Q: Hmm… what do I wear to my interview?
Think conservative – it’s better to be overdressed than appear too casual. It might be helpful to ask yourself, “Would I wear this in front of a date’s parents?”

Q: How early should I arrive to my interview?
Plan to show up for your interview five minutes early. This gives you time to check in and take a few deep breaths before your meeting. If you show up too early, you could make the interviewer feel rushed. It could also imply a lack of time management skills.

Arriving late is unacceptable. Your interviewer may assume you don’t care about his or her time, you’re unorganized, or simply disinterested.

Q: What should I bring with me?
Always bring a copy of your cover letter and resume (even if the interviewer already has it). Also bring a folder with additional copies in case you’re interviewed by more than one person. Never assume your cover letter was read from beginning to end. Hiring managers are often very busy, so you should touch on points addressed in your letter.

Share your portfolio. If appropriate, bring examples of your work that align with the job you’re interviewing for.

Come with paper and something to write with (along with that list of questions you wrote down).Taking thoughtful notes during your conversation will show that you’re engaged and prepared to listen.

Q: What kinds of questions can I ask?
It’s highly unlikely that the interviewer will cover everything you want or need to know about the position you’re applying for, so feel free to ask questions. If you can’t think of any questions, you can also ask for feedback. Below is a list of questions you might ask an interviewer:

  • What do you like most about the company?
  • Why do you choose to work here?
  • In what capacity might we work together?
  • What is the rate of turnover here? How many people stay long-term?
  • What opportunities exist for individual growth and leadership development?
  • For the position I’m applying for, what might success look like?
  • What charities or local organizations are the company tied to?

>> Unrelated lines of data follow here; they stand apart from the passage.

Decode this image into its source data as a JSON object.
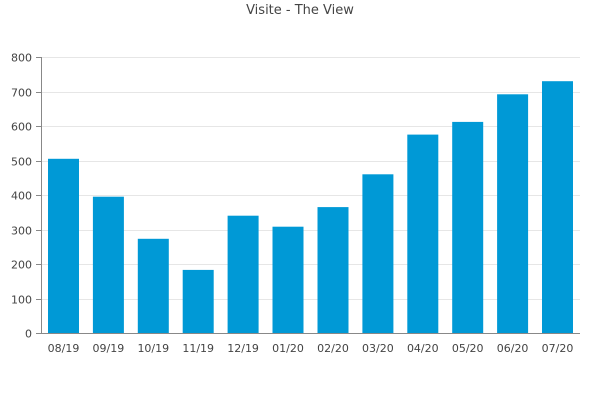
{
  "chart_data": {
    "type": "bar",
    "title": "Visite - The View",
    "xlabel": "",
    "ylabel": "",
    "categories": [
      "08/19",
      "09/19",
      "10/19",
      "11/19",
      "12/19",
      "01/20",
      "02/20",
      "03/20",
      "04/20",
      "05/20",
      "06/20",
      "07/20"
    ],
    "values": [
      505,
      395,
      273,
      183,
      340,
      308,
      365,
      460,
      575,
      612,
      692,
      730
    ],
    "ylim": [
      0,
      800
    ],
    "yticks": [
      0,
      100,
      200,
      300,
      400,
      500,
      600,
      700,
      800
    ],
    "grid": true,
    "legend": "none",
    "colors": {
      "bar": "#0099d6",
      "grid": "#e6e6e6",
      "axis": "#888888",
      "text": "#444444"
    }
  }
}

Q: Are there questions that should be avoided during an interview?
Be conscious about what questions you ask during a first interview. Remember, an interview is not typically a time for salary negotiations to take place. Also, be careful not to ask personal questions that the interviewer might feel uncomfortable answering. Here are some questions to avoid:

  • How much paid time off (vacation time) will I receive?
  • Do you like the other people that work here?
  • What do you dislike most about the company?

Q: Is it okay to ask about compensation and/or benefits during an interview?

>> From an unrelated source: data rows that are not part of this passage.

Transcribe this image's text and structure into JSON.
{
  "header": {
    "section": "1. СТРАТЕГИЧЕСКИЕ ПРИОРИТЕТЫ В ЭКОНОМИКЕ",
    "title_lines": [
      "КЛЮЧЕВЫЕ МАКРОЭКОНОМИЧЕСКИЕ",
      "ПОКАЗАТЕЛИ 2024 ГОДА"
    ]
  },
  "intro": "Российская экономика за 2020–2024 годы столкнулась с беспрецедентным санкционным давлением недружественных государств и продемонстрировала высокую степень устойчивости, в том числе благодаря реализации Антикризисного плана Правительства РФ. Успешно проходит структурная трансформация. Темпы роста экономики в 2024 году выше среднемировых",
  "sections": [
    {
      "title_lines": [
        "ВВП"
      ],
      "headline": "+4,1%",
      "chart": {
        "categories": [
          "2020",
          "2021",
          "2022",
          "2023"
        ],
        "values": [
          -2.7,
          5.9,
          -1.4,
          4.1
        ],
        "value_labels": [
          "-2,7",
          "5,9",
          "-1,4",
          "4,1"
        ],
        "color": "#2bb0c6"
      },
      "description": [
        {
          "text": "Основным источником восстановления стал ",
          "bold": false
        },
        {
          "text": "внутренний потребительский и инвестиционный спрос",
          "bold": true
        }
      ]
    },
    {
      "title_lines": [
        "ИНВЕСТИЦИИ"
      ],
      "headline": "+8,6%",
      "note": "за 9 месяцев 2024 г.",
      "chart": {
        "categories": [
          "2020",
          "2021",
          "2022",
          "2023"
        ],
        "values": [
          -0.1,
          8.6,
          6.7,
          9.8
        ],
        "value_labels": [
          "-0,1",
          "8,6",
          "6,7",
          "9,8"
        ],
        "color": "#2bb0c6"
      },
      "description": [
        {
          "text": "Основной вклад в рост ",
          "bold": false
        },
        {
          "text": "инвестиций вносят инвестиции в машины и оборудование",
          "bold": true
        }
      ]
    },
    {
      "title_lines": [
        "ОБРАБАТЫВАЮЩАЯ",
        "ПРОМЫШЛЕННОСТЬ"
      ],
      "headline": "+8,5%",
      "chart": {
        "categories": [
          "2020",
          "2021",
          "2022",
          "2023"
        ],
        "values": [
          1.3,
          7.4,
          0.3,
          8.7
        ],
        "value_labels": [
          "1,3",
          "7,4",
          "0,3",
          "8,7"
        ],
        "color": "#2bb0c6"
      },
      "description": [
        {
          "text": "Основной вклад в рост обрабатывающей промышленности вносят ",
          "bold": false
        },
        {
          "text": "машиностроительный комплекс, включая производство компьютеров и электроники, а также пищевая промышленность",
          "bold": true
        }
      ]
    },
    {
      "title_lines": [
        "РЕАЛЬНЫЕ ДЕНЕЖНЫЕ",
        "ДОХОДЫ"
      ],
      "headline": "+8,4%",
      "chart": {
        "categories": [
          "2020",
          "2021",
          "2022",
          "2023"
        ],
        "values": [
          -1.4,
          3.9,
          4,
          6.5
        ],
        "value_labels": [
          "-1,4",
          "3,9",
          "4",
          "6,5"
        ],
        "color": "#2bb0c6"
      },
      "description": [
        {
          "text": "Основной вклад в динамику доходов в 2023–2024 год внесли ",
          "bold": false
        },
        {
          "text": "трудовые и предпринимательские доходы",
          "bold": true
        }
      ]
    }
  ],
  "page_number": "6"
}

If you’re already aware of the interview process and, for example, know that compensation is discussed in the third interview, wait until then to ask about it. In general, compensation shouldn’t be the first thing you talk about (unless it’s brought up by the interviewer).

Q: If I’m asked what I’d like to be paid, how should I respond?
This question is tricky and usually meant to gauge how much you think you’re worth – and if you’re in touch with reality.

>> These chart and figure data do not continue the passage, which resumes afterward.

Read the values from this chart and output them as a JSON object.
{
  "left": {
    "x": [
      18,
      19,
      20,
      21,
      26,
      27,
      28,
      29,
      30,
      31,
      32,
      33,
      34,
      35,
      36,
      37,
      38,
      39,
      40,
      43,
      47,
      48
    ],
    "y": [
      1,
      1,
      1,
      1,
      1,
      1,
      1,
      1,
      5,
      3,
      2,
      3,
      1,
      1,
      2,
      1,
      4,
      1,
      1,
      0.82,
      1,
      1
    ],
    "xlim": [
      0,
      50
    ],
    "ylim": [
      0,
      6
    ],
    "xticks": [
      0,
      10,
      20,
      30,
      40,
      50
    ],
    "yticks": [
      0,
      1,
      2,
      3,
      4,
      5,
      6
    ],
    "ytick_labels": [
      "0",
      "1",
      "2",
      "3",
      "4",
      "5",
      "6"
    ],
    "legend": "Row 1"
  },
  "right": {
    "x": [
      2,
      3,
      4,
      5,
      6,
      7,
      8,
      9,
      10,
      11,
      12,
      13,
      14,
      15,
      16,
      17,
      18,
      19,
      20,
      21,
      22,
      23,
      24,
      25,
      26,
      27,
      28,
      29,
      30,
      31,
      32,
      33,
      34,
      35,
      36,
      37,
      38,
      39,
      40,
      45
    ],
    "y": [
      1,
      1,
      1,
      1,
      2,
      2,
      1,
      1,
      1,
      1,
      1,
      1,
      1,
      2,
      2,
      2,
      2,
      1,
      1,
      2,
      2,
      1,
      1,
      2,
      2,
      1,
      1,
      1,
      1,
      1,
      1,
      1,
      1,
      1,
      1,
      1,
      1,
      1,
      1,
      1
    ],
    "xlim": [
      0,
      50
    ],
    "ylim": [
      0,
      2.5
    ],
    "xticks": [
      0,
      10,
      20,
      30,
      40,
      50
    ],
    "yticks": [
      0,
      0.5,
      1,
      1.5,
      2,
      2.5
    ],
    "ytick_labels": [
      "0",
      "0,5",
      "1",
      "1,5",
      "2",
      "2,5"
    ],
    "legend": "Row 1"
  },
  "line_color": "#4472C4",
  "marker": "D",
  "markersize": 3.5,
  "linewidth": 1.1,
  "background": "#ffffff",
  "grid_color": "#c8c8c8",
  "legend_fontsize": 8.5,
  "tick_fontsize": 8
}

Know that you don’t have to answer this question on the spot. It’s okay to ask for additional time to give the questions a more thoughtful answer. You should typically get back to them within 24 hours.

You can prepare yourself by researching your career field. Websites like and will help you understand the range of salaries someone of your skill and experience level might earn.

Ask someone you know and trust in your field to give you honest feedback about what they’d offer you for a similar position.

If you’ve held a previous internship or full-time position in the field, consider your starting (and ending) salaries. For example, if you made $20,000 a year at your internship (prior to graduation), perhaps you’re comfortable with $28-30,000 starting.

You can learn more about how to negotiate your salary on our site.

Q: If I have to cancel an interview, how should I go about it?
If you have a cold, do what you need to do to manage it. It’s okay to let the interviewer know you’re a little under the weather. Just don’t complain about it!

If you’re no longer interested in the job or decide not to take the interview, graciously and politely decline via phone or send an apologetic email.

Q: What is something you wish you could tell interviewees but don’t?
We schedule our college internship interviews early in the morning on purpose. We want you to be alert, awake and engaged, and show us that you prioritized the interview over maybe going out the night before.